Johann Bayer

Photo: Johann Bayer

COURSE: Introduction to Quantum Physics, PHYB56
DEPARTMENT: Department of Physical & Environmental Sciences, U of T Scarborough
INSTRUCTOR: Johann Bayer

The Course Design Institute hosted by the Centre for Teaching Support and Innovation at the University introduces principles of course design to faculty members who are developing a new course or who would like to hone their course design skills and refresh a course they’ve already taught. Over two days’ participants will learn how to design or re-design a course of their choosing to enhance students’ learning experiences. The integrated and structured approach of the Institute encourages participants to consider and include accessible design within their course development.
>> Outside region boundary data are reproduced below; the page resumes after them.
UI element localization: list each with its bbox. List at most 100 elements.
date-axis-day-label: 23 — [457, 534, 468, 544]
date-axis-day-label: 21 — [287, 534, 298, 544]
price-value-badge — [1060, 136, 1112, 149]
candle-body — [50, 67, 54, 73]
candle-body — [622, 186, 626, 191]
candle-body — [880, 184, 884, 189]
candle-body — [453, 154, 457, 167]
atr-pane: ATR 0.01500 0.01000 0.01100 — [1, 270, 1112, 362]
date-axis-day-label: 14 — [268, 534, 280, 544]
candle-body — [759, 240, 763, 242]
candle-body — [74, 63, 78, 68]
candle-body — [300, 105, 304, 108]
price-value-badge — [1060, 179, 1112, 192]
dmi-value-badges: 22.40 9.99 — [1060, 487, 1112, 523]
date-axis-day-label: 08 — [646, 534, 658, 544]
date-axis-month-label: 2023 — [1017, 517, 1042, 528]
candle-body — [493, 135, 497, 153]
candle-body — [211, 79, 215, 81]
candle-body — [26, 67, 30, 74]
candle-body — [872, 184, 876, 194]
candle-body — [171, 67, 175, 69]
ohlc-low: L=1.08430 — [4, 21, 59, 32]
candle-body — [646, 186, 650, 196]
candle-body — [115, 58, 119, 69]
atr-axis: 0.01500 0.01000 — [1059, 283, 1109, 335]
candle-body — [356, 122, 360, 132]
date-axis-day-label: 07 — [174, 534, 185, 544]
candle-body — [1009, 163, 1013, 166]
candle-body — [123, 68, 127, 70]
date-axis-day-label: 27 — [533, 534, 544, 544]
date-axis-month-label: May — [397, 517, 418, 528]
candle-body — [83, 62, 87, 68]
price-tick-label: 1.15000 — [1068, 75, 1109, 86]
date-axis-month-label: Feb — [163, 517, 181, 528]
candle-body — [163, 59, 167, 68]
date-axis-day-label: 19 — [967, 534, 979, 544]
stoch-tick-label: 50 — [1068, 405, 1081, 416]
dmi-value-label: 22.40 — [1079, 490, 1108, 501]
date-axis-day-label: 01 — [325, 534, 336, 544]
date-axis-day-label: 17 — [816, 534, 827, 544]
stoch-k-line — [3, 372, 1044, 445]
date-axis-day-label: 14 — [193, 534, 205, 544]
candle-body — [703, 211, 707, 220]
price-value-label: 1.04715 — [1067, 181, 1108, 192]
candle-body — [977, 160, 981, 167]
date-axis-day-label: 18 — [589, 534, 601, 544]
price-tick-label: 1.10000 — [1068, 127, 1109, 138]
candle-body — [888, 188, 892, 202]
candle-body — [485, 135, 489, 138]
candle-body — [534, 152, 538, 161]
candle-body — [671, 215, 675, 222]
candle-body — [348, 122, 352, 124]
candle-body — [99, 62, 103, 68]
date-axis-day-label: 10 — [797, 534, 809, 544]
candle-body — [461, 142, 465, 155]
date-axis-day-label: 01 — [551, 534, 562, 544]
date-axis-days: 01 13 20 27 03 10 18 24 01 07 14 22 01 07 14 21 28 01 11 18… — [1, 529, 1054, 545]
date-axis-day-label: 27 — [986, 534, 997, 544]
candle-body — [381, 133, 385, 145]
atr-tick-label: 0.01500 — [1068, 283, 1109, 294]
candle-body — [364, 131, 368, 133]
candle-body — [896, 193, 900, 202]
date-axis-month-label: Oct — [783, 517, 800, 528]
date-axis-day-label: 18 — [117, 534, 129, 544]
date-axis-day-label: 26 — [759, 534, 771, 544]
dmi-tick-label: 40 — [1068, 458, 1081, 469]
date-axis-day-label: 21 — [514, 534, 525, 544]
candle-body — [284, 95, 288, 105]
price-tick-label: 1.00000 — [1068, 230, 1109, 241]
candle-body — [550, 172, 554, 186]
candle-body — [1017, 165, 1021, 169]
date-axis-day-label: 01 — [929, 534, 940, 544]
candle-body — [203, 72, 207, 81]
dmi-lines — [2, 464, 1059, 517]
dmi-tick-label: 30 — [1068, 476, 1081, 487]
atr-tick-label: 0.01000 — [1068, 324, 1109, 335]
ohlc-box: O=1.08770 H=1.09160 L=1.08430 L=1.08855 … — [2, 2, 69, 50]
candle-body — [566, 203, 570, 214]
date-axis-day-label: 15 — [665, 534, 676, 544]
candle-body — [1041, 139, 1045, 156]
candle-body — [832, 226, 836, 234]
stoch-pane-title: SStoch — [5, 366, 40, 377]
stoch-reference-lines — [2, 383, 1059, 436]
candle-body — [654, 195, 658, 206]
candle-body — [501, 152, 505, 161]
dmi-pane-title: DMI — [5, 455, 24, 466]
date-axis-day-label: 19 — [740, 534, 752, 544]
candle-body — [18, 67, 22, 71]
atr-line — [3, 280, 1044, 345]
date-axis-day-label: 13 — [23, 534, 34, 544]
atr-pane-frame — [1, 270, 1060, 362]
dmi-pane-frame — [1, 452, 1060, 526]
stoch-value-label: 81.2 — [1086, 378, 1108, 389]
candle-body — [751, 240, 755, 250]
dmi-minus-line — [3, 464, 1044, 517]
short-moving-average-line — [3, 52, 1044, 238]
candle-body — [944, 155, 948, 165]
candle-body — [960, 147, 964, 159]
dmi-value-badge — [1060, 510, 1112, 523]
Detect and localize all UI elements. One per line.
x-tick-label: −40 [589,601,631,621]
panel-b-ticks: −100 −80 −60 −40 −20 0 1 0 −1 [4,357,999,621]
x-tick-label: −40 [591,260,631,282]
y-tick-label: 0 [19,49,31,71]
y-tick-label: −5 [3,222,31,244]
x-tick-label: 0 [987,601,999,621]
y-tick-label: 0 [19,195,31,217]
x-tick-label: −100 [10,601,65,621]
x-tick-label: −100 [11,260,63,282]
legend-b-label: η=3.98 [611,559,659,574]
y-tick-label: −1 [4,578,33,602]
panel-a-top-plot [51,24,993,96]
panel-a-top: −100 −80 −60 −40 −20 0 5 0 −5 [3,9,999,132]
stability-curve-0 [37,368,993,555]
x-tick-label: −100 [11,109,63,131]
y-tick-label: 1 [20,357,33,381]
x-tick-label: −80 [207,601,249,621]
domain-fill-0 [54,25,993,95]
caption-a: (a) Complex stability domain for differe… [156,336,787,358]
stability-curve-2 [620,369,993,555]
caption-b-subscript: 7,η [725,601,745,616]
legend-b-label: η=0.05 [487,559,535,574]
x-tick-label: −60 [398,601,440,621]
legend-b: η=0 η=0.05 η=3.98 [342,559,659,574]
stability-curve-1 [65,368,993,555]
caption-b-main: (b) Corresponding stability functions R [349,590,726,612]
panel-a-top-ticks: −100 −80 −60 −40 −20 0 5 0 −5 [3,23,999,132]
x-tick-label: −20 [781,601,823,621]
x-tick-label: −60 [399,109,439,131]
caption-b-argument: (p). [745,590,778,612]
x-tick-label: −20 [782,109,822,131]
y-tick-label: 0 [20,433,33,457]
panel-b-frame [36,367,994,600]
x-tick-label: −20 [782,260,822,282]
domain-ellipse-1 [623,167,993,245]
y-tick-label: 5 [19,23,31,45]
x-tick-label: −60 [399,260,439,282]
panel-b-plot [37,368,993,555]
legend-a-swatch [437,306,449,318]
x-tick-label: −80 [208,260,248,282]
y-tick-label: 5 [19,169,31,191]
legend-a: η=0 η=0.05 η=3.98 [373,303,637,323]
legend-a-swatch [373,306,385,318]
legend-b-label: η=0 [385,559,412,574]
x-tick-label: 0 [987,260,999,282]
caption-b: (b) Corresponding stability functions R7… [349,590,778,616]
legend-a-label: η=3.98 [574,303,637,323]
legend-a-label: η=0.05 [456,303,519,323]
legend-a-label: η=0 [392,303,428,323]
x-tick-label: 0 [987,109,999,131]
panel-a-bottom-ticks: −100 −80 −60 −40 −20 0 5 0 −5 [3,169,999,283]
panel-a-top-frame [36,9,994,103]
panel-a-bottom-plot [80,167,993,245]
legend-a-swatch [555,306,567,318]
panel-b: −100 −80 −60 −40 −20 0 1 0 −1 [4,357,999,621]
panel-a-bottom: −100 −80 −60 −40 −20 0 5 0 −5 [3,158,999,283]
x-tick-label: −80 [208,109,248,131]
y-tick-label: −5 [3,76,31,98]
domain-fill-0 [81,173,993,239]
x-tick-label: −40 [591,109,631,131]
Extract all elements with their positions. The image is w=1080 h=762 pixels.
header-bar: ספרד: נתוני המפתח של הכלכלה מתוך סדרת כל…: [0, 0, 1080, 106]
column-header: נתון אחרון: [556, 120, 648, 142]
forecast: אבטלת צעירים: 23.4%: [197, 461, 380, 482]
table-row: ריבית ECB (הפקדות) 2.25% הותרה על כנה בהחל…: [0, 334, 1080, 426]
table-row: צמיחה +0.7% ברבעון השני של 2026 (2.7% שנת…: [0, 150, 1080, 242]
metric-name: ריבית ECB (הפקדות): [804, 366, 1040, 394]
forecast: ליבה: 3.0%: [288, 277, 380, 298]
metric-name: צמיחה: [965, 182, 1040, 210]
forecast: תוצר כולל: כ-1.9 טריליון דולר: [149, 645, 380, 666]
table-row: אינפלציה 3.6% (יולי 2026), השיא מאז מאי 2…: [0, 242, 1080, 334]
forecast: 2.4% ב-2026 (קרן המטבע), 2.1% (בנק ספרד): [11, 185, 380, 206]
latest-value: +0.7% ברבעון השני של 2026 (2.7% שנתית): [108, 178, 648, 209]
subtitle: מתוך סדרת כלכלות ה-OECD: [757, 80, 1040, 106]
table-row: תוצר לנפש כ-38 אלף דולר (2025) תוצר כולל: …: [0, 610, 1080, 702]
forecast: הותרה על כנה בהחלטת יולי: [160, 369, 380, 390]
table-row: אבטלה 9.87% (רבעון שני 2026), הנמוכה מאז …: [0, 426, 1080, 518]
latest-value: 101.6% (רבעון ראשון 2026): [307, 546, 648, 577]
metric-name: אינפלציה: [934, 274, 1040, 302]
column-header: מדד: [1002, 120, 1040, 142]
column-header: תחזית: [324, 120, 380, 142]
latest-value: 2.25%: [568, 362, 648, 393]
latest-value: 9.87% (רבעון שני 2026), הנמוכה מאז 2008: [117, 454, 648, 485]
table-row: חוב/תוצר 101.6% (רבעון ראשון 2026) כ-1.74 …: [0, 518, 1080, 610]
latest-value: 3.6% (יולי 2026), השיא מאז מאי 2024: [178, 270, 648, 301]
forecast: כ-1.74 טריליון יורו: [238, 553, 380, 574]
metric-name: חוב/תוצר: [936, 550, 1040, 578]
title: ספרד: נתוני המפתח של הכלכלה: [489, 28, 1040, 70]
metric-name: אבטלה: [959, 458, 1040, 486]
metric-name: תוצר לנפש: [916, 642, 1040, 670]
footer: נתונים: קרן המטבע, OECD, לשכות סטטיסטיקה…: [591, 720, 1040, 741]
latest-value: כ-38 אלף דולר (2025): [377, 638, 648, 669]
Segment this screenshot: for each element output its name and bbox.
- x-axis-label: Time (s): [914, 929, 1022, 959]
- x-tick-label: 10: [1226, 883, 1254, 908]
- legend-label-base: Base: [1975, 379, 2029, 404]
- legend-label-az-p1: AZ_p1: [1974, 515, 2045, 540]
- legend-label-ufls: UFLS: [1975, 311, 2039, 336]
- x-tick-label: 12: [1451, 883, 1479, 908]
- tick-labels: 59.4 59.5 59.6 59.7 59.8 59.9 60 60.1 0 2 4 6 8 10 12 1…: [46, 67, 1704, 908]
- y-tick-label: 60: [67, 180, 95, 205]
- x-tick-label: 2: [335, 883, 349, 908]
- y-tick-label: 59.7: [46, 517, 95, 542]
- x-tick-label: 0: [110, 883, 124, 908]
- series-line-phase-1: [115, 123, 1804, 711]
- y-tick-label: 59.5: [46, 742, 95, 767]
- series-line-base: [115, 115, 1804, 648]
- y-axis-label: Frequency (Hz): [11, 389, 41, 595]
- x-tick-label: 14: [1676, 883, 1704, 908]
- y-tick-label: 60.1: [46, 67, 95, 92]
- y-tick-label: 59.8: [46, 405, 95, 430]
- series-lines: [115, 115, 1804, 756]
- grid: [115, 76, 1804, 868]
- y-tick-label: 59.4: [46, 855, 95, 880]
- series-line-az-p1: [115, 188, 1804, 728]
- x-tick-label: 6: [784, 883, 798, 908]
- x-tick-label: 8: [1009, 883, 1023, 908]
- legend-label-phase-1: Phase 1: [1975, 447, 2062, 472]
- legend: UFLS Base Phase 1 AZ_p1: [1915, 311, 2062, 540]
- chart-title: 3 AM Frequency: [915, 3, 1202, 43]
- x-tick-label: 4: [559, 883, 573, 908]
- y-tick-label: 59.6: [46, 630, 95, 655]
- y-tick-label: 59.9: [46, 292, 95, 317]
Johann attended a previous Course Design Institute and shared his experience designing reflective writing assignments in his course.  A faculty profile video based on these writing assignments was developed to be shared in the Course Design Institute.


PBYB56 is a second-year course that introduces students to the basic concepts of Quantum Physics and Quantum Mechanics. It is also the first course students take that is just for physicists and astrophysicists.


Johann previously taught a fourth-year physics course. One of the major assignments for this course is a writing assignment. While teaching this course, he noticed that students did not have much training or experience in writing.  He then taught a first-year course and began including small, reflective writing assignments. While he was preparing/designing his second-year course, Johann intentionally included reflective writing assignments that would help students develop their writing skills and align with the learning outcomes for the course. This approach would not only provide students the opportunity to develop essential writing skills in this course but also throughout the entire program.


  • Improve basic writing skills
  • Help prepare for lecture discussions
  • Establish core concept connections
  • Recognize major program themes
  • Get a sense for their profession


Thee three reflective writing assignments that align with the course learning outcomes were:

  1. Reading Quizzes. These short quizzes were assigned before lecture, and were deployed using the Test tool in the Learning Portal (Blackboard) course.  The goal was to provide students an opportunity to reflect on the assigned readings. Quizzes consisted of four conceptual multiple choice questions and one reflective question.
  2. Concept Map. Students completed these assignments following lecture. The goal of this assignment was to allow students an opportunity to reflect on the lecture discussion. In the Reflective Assignments video, the student concept map example clearly demonstrated that the student understood the concepts. However, some students submitted concept map assignments that were not as detailed.  In these cases, Johann provided written feedback to the students and allowed assignment resubmissions.
  3. Learning Outcome. These reflective writing pieces were completed following the tutorials. The goal of this assignment was for students to reflect on the course concepts that were applied during tutorial. Students submitted a reflective writing assignment where they identified at least two learning outcomes from the course syllabus that were discussed throughout the week.


Student responses to questions in the reading quizzes provided rich lecture discussions because now Johann could target course topics that the students were not understanding based on the pre-lecture reading quizzes.

Course concepts that students were having difficulties with were identified from the reflective writing assignments. These confusing points were then used to construct iClicker questions during the lecture discussion. The lecture became more active through active learning discussions and the students were engaged with the course content.

In the course evaluations, students consistently commented on how the structure of the course helped them improved their study habits.  Students can apply the knowledge and skills from these introductory courses to other courses.